Now, if only Kat would reply to her messages…
Adam walked in, his hair wet from a fresh shower. “Want me to finish so you can talk to Kat?” he offered.
Iman had already leaned up to kiss him in thanks when his words registered. She gaped up at him. “How?”
“You forgot to finish deleting the message,” he explained, grinning. “You really did all that just to get her number? You could have just asked me for it.”
Iman huffed, looking away and trying to will the blush from her cheeks.
Adam tugged gently on a lock of her hair. “Iman,” he cajoled.
“What?” she said huffily, still not looking at him.
“I thought it was cute,” he offered.
Iman’s phone beeped then and they both looked down. She shielded the screen from him.
“Iman,” Adam said slowly. “What is going on with you and Kat?”
“You’ll see soon enough,” Iman told him. Hopefully.

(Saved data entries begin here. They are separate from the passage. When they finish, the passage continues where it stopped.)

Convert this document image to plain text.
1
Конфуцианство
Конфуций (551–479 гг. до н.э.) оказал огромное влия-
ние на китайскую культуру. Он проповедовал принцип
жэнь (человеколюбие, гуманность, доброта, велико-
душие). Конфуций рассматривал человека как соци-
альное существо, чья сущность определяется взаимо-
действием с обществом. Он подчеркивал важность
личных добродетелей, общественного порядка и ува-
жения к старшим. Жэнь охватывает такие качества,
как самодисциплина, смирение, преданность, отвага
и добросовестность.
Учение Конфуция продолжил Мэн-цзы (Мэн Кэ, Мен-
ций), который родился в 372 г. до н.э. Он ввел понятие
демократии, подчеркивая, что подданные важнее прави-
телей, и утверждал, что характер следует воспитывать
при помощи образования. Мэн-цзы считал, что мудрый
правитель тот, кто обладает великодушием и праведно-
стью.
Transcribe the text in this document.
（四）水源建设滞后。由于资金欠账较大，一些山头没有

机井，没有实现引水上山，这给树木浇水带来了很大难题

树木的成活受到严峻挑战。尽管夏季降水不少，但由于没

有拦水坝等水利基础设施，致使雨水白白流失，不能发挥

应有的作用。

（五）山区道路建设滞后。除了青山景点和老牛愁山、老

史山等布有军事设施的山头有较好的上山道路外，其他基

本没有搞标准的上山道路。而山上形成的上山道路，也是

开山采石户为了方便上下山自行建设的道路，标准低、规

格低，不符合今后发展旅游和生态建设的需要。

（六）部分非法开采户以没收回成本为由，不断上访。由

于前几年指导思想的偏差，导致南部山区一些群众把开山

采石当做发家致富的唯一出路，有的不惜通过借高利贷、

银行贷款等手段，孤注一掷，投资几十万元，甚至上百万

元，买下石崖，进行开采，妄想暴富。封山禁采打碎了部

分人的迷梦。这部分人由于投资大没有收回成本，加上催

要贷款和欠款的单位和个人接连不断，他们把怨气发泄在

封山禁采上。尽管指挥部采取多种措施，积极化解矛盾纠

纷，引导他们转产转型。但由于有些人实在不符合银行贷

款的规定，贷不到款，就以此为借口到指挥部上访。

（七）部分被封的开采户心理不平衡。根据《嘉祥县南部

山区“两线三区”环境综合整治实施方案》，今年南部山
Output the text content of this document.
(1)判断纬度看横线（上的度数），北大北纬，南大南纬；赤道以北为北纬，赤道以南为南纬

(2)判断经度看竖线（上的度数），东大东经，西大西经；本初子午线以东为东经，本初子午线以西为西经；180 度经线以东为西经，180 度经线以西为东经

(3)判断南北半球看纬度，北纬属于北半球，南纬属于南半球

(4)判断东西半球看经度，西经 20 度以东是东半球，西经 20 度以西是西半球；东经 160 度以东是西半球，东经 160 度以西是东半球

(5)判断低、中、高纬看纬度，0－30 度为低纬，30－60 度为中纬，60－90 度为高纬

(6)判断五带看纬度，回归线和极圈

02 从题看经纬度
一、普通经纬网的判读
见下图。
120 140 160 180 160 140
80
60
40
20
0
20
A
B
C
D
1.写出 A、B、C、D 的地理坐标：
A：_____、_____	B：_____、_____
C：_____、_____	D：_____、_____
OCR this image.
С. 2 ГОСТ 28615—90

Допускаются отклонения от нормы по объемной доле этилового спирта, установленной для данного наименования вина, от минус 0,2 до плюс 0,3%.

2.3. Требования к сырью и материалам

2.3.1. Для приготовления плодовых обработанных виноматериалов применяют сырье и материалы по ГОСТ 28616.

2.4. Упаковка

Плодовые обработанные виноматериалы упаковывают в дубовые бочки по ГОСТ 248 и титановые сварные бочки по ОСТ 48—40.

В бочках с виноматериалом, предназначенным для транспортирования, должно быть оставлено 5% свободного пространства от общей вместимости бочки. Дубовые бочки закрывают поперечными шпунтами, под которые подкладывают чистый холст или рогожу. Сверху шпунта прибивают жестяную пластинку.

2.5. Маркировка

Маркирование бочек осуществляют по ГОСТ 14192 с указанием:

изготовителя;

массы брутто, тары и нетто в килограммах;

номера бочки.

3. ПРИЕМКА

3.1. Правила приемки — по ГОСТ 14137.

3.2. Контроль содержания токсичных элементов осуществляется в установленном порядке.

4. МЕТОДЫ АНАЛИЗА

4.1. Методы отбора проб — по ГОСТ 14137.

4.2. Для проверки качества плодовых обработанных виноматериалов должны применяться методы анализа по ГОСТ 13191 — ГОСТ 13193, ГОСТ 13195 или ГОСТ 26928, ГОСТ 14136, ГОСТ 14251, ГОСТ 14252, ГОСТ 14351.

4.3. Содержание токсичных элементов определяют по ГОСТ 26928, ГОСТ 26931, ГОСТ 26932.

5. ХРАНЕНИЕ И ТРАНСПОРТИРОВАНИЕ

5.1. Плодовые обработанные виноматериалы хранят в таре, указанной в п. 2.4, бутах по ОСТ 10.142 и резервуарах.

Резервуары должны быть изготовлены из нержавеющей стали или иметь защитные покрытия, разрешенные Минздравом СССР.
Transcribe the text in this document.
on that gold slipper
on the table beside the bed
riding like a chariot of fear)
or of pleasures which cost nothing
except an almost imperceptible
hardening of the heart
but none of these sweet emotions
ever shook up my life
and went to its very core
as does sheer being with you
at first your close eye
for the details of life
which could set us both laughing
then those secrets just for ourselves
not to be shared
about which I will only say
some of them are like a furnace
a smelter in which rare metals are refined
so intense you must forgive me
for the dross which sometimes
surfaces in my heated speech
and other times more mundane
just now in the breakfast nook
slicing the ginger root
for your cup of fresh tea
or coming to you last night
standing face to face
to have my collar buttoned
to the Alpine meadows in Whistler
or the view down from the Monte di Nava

Kat had agreed easily, to Iman’s relief. She sat with the other woman outside Lina’s new house now, mentally rehearsing what she wanted to say.
God only knew if Lina would be willing to listen to her. But she had to try.
“Ready to go?” Kat asked, unbuckling her seatbelt.
Iman nodded. “Yeah,” she said tightly. “I’m ready.”
That had gone spectacularly wrong, Iman thought miserably. She had somehow, impossibly, made things worse.
How was she going to explain this to Adam?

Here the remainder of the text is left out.